2005-03-01

The economics of Ebola

2014-09-24-WP-prioritizing-drug-development-to-fight-ebola
We must prioritize drug development to fight Ebola
By Editorial Board
Washington Post, 2014-09-24

...

Good public health practices —
locating and isolating the sick,
containing the virus with cordons to stop the chain of transmission —
are still the basic weapons against a disease for which
there is no cure, vaccine or therapeutic.
But as the WHO warns, the traditional approach may fail.
If that happens, vaccines and therapeutics will become essential.
Unfortunately, not a single drug or vaccine is ready.
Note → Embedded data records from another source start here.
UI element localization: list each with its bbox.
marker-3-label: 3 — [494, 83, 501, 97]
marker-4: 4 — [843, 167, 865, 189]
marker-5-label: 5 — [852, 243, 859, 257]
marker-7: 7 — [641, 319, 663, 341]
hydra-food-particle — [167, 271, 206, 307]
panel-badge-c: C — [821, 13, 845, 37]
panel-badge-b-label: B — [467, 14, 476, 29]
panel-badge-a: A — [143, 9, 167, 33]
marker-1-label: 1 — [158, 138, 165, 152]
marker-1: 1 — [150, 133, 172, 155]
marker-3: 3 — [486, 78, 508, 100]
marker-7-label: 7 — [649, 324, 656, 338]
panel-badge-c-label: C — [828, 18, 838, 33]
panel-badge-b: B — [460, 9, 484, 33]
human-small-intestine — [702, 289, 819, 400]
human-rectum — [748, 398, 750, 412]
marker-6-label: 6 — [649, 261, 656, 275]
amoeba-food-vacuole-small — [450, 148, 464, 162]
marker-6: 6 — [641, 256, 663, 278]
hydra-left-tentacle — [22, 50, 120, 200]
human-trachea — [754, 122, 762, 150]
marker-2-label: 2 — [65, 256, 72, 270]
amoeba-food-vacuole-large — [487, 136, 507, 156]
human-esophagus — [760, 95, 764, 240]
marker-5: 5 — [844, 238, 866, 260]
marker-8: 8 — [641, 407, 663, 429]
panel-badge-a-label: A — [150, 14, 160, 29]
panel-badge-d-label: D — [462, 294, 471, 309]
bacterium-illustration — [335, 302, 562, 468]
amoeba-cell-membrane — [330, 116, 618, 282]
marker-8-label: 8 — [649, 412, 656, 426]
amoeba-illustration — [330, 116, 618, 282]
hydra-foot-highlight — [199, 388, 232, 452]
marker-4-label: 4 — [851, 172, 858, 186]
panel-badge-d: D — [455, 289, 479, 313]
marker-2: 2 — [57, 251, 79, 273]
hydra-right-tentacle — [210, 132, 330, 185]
Drug development is expensive and complex.
In the United States, much of the biomedical basic research
is supported by the government,
but the development of new drugs largely occurs in the private sector,
driven by the market.
Until this year, there was no market for Ebola virus treatments
because earlier outbreaks were all relatively small.
Although there are some experimental therapies against Ebola,
none have developed very far.
Some of these investigational compounds exist only because of
extensive investment of the U.S. government in biodefense preparedness over the past 14 years.
The worry was Ebola could be used as a bioterrorism weapon;
now Mother Nature seems to have pulled the trigger instead.

Intense development work on experimental drugs and vaccines
is underway in the United States and United Kingdom,
but it is not simple to create a new treatment,
put it through clinical trials and manufacture it.
Sensitive ethical and logistical questions surround these new remedies,
especially if there is a limited supply.
Although the need is urgent,
rigorous testing for safety and efficacy cannot be short-circuited.
But the government, researchers and the private sector
must make the quest for therapeutics and vaccines a high priority
in case the worst-case scenarios come true.


[Part of the WHO report is as follows
(but the emphasis is added by the author of the current blog):]


...

Because Ebola virus is spread mainly through contact with
the body fluids of symptomatic patients,
transmission can be stopped by a combination of
early diagnosis, contact tracing, patient isolation and care,
infection control, and safe burial.1


...


Conclusions

These data indicate that
without drastic improvements in control measures,
the numbers of cases of and deaths from EVD are expected to continue increasing
from hundreds to thousands per week in the coming months.